Your installation work Atonement (2018) recalls the rigid geometries and industrial materials of 1960s Minimalism, particularly echoing Eva Hesse's rope and latex sculpture No Title (1969-1970). Which artists and aesthetic movements have influenced and informed your practice?
“Atonement” was shaped by the Japanese art of shibari and an 18th century method of weaving fishing nets. The bondage rope, steel bar, and chains lend themselves to a feeling of being dominated in the viewer; it draws parallels between the transition from suffering to surrender in spiritual practice and BDSM. I had the idea whilst on retreat at a Zen monastery; my contemplative practice is probably the biggest influence on my practice, philosophically and experientially. My research is also based in disciplines such as theoretical physics, cosmology, psychology, cognitive science, religious practices, and Eastern philosophy, which makes for very dry, dense, and utterly fascinating reading. I’m a visual thinker, so the way that I picture the structures and forms discussed in that literature is what informs the aesthetics of my practice.
What artwork have you seen recently that has resonated with you?
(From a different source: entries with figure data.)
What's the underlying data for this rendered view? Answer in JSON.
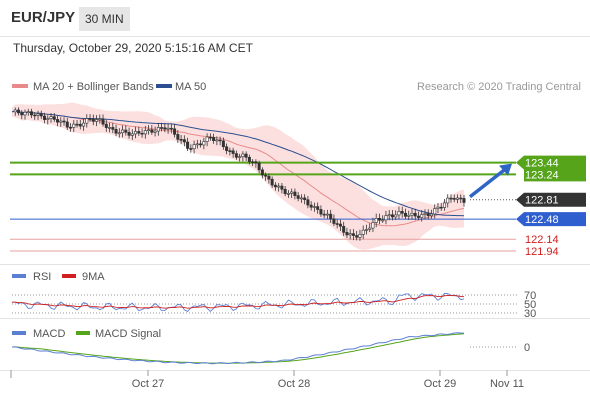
{
  "header": {
    "pair": "EUR/JPY",
    "timeframe": "30 MIN",
    "datetime": "Thursday, October 29, 2020 5:15:16 AM CET"
  },
  "colors": {
    "ma20": "#e88a8a",
    "bollinger_fill": "#fbd5d5",
    "ma50": "#2b4f91",
    "support_blue": "#2f5ecf",
    "resistance_green": "#55a41a",
    "red_level": "#e6a0a0",
    "price_label": "#333333",
    "rsi": "#5b7fd3",
    "rsi_ma": "#d0201f",
    "macd": "#5b7fd3",
    "macd_signal": "#55a41a",
    "candle_up": "#ffffff",
    "candle_down": "#333333"
  },
  "chart_data": [
    {
      "type": "candlestick",
      "legend": [
        "MA 20 + Bollinger Bands",
        "MA 50"
      ],
      "credit": "Research © 2020 Trading Central",
      "levels": [
        {
          "value": 123.44,
          "label": "123.44",
          "kind": "resistance"
        },
        {
          "value": 123.24,
          "label": "123.24",
          "kind": "resistance"
        },
        {
          "value": 122.81,
          "label": "122.81",
          "kind": "last_price"
        },
        {
          "value": 122.48,
          "label": "122.48",
          "kind": "support"
        },
        {
          "value": 122.14,
          "label": "122.14",
          "kind": "support"
        },
        {
          "value": 121.94,
          "label": "121.94",
          "kind": "support"
        }
      ],
      "ylim": [
        121.94,
        124.4
      ],
      "close_path": [
        124.3,
        124.25,
        124.28,
        124.22,
        124.15,
        124.05,
        124.1,
        124.18,
        124.12,
        124.0,
        123.98,
        123.9,
        123.95,
        124.02,
        124.05,
        123.85,
        123.7,
        123.78,
        123.85,
        123.75,
        123.6,
        123.55,
        123.4,
        123.2,
        123.05,
        122.9,
        122.85,
        122.75,
        122.6,
        122.45,
        122.3,
        122.2,
        122.25,
        122.45,
        122.55,
        122.58,
        122.52,
        122.55,
        122.6,
        122.7,
        122.85,
        122.81
      ],
      "projection": {
        "from": 122.81,
        "to": 123.44
      }
    },
    {
      "type": "line",
      "legend": [
        "RSI",
        "9MA"
      ],
      "y_ticks": [
        "70",
        "50",
        "30"
      ]
    },
    {
      "type": "line",
      "legend": [
        "MACD",
        "MACD Signal"
      ],
      "y_ticks": [
        "0"
      ],
      "x_ticks": [
        "Oct 27",
        "Oct 28",
        "Oct 29",
        "Nov 11"
      ]
    }
  ]
}
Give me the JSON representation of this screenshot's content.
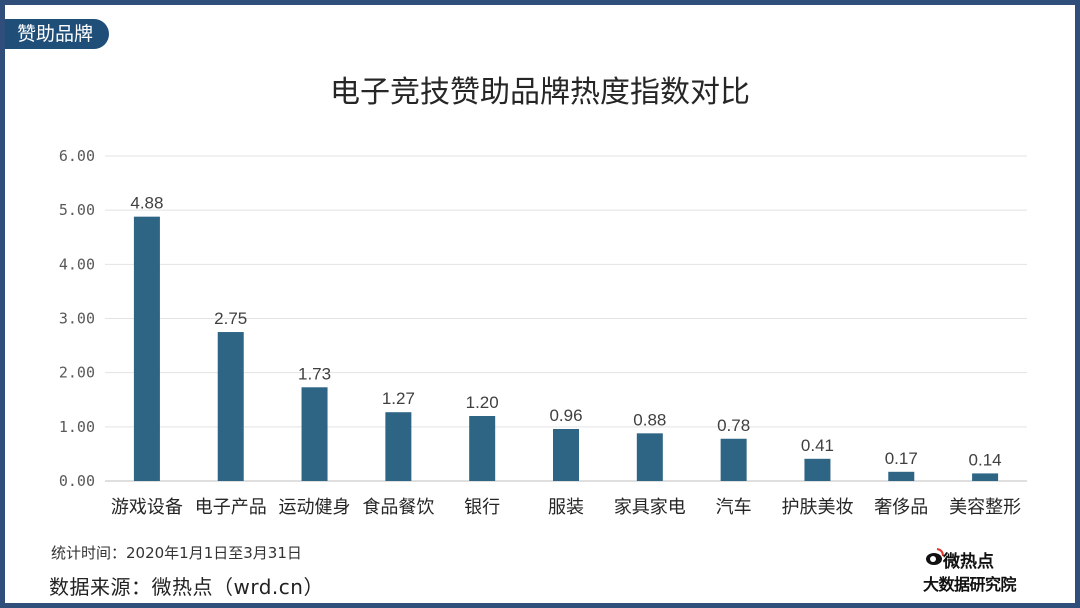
{
  "tag": "赞助品牌",
  "note": "统计时间：2020年1月1日至3月31日",
  "source": "数据来源：微热点（wrd.cn）",
  "logo": {
    "line1": "微热点",
    "line2": "大数据研究院",
    "icon": "weibo-eye-icon"
  },
  "colors": {
    "bar": "#2e6484",
    "tag": "#1f4e79",
    "border": "#2f4f7a"
  },
  "chart_data": {
    "type": "bar",
    "title": "电子竞技赞助品牌热度指数对比",
    "categories": [
      "游戏设备",
      "电子产品",
      "运动健身",
      "食品餐饮",
      "银行",
      "服装",
      "家具家电",
      "汽车",
      "护肤美妆",
      "奢侈品",
      "美容整形"
    ],
    "values": [
      4.88,
      2.75,
      1.73,
      1.27,
      1.2,
      0.96,
      0.88,
      0.78,
      0.41,
      0.17,
      0.14
    ],
    "value_labels": [
      "4.88",
      "2.75",
      "1.73",
      "1.27",
      "1.20",
      "0.96",
      "0.88",
      "0.78",
      "0.41",
      "0.17",
      "0.14"
    ],
    "yticks": [
      "0.00",
      "1.00",
      "2.00",
      "3.00",
      "4.00",
      "5.00",
      "6.00"
    ],
    "ylim": [
      0,
      6
    ],
    "grid": true,
    "legend": "none"
  }
}
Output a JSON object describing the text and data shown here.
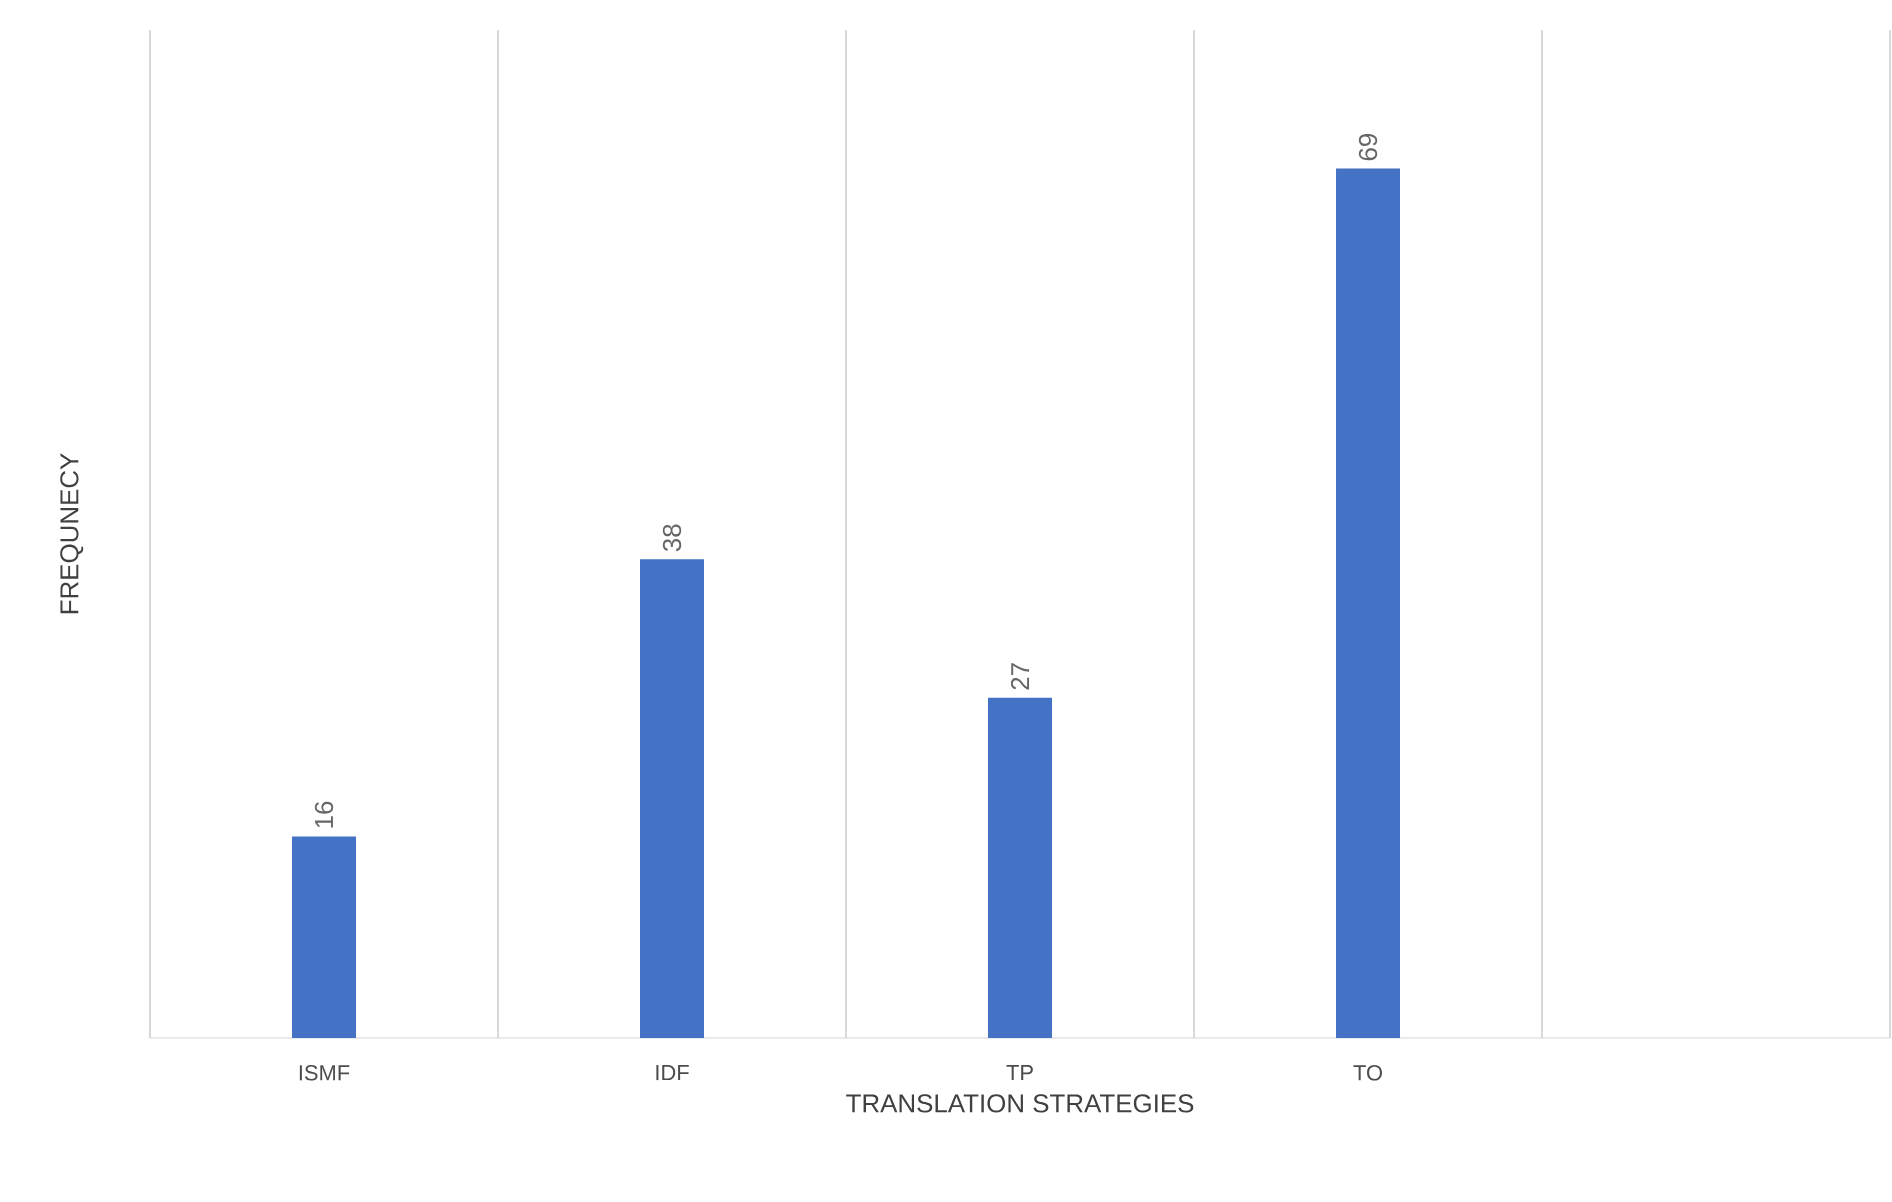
{
  "chart_data": {
    "type": "bar",
    "xlabel": "TRANSLATION STRATEGIES",
    "ylabel": "FREQUNECY",
    "categories": [
      "ISMF",
      "IDF",
      "TP",
      "TO",
      null
    ],
    "values": [
      16,
      38,
      27,
      69,
      null
    ],
    "color": "#4472c4",
    "ylim": [
      0,
      80
    ],
    "data_labels": true,
    "grid": "x"
  }
}
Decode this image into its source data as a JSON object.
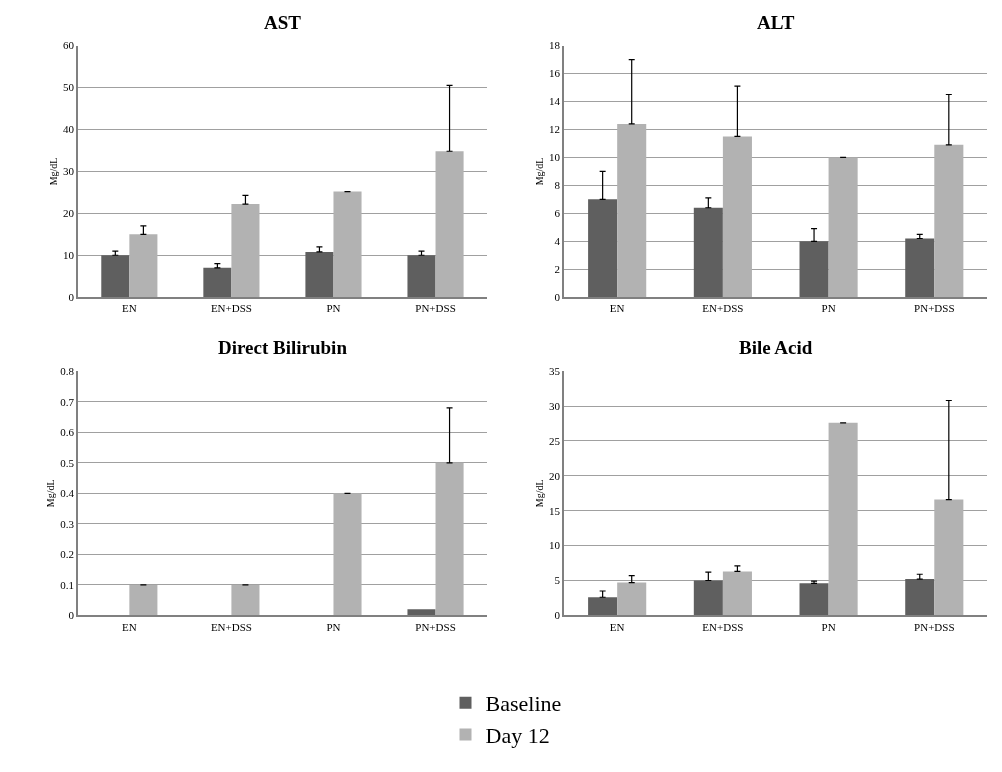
{
  "chart_data": [
    {
      "type": "bar",
      "title": "AST",
      "ylabel": "Mg/dL",
      "categories": [
        "EN",
        "EN+DSS",
        "PN",
        "PN+DSS"
      ],
      "ylim": [
        0,
        60
      ],
      "yticks": [
        0,
        10,
        20,
        30,
        40,
        50,
        60
      ],
      "grid": "y",
      "legend": "bottom",
      "series": [
        {
          "name": "Baseline",
          "color": "#5f5f5f",
          "values": [
            10,
            7,
            10.8,
            10
          ],
          "errors": [
            [
              10,
              11
            ],
            [
              7,
              8
            ],
            [
              10.8,
              12
            ],
            [
              10,
              11
            ]
          ]
        },
        {
          "name": "Day 12",
          "color": "#b2b2b2",
          "values": [
            15,
            22.2,
            25.2,
            34.8
          ],
          "errors": [
            [
              15,
              17
            ],
            [
              22.2,
              24.3
            ],
            null,
            [
              34.8,
              50.5
            ]
          ]
        }
      ]
    },
    {
      "type": "bar",
      "title": "ALT",
      "ylabel": "Mg/dL",
      "categories": [
        "EN",
        "EN+DSS",
        "PN",
        "PN+DSS"
      ],
      "ylim": [
        0,
        18
      ],
      "yticks": [
        0,
        2,
        4,
        6,
        8,
        10,
        12,
        14,
        16,
        18
      ],
      "grid": "y",
      "series": [
        {
          "name": "Baseline",
          "color": "#5f5f5f",
          "values": [
            7,
            6.4,
            4,
            4.2
          ],
          "errors": [
            [
              7,
              9
            ],
            [
              6.4,
              7.1
            ],
            [
              4,
              4.9
            ],
            [
              4.2,
              4.5
            ]
          ]
        },
        {
          "name": "Day 12",
          "color": "#b2b2b2",
          "values": [
            12.4,
            11.5,
            10,
            10.9
          ],
          "errors": [
            [
              12.4,
              17
            ],
            [
              11.5,
              15.1
            ],
            null,
            [
              10.9,
              14.5
            ]
          ]
        }
      ]
    },
    {
      "type": "bar",
      "title": "Direct Bilirubin",
      "ylabel": "Mg/dL",
      "categories": [
        "EN",
        "EN+DSS",
        "PN",
        "PN+DSS"
      ],
      "ylim": [
        0,
        0.8
      ],
      "yticks": [
        0,
        0.1,
        0.2,
        0.3,
        0.4,
        0.5,
        0.6,
        0.7,
        0.8
      ],
      "grid": "y",
      "series": [
        {
          "name": "Baseline",
          "color": "#5f5f5f",
          "values": [
            0,
            0,
            0,
            0.02
          ]
        },
        {
          "name": "Day 12",
          "color": "#b2b2b2",
          "values": [
            0.1,
            0.1,
            0.4,
            0.5
          ],
          "errors": [
            null,
            null,
            null,
            [
              0.5,
              0.68
            ]
          ]
        }
      ]
    },
    {
      "type": "bar",
      "title": "Bile Acid",
      "ylabel": "Mg/dL",
      "categories": [
        "EN",
        "EN+DSS",
        "PN",
        "PN+DSS"
      ],
      "ylim": [
        0,
        35
      ],
      "yticks": [
        0,
        5,
        10,
        15,
        20,
        25,
        30,
        35
      ],
      "grid": "y",
      "series": [
        {
          "name": "Baseline",
          "color": "#5f5f5f",
          "values": [
            2.6,
            5,
            4.6,
            5.2
          ],
          "errors": [
            [
              2.6,
              3.5
            ],
            [
              5,
              6.2
            ],
            [
              4.6,
              4.9
            ],
            [
              5.2,
              5.9
            ]
          ]
        },
        {
          "name": "Day 12",
          "color": "#b2b2b2",
          "values": [
            4.7,
            6.3,
            27.6,
            16.6
          ],
          "errors": [
            [
              4.7,
              5.7
            ],
            [
              6.3,
              7.1
            ],
            null,
            [
              16.6,
              30.8
            ]
          ]
        }
      ]
    }
  ]
}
I keep thinking about Ed Atkins’ show “Ye Olde Food” which I saw at K21 in Düsseldorf, particularly the video installations that were synchronized to play the same musical composition intermittently, but showed different environments and scenarios in between. My favourite was the one that showed a rotting corpse dragging itself across a flowering meadow to play the piano. The music, which was composed by Swiss composer Jürg Frey, was meditative, minimalist, and melancholy. To see CGI characters playing such an emotive piece raised questions around the relationships between maker and viewer, maker and machine, machine and consciousness, that are becoming more and more relevant.
Tell us a bit about how you spend your day / studio routine? What is your studio like?
I generally get to the studio around 11am and stay until 6pm, but this can change depending on the day. I’ve been told my studio is very peaceful and calming. It’s a gorgeous space in East London with big windows and high ceilings that I was incredibly fortunate to be offered. It has a good energy. I’d like to start hosting sound healing meditations with my sonic sculptures soon to share that with more people. In terms of how my time is structured, I don’t really have a routine. Every day is different, which I love. Usually it’s some combination of making, admin, research, sketching/planning, documentation/editing, catching up with people, seeing shows.
Is there anything new and exciting in the pipeline you would like to tell us about?
In addition to the VR piece I’m working on - which I envision will be a mixed reality sort of time machine in the end - I’m also building a performance centered around rituals of Zen Buddhism and my sonic sculptures. I have a solo show in September with the Barbican Arts Group Trust, so hopefully one of these projects will be completed in time for that.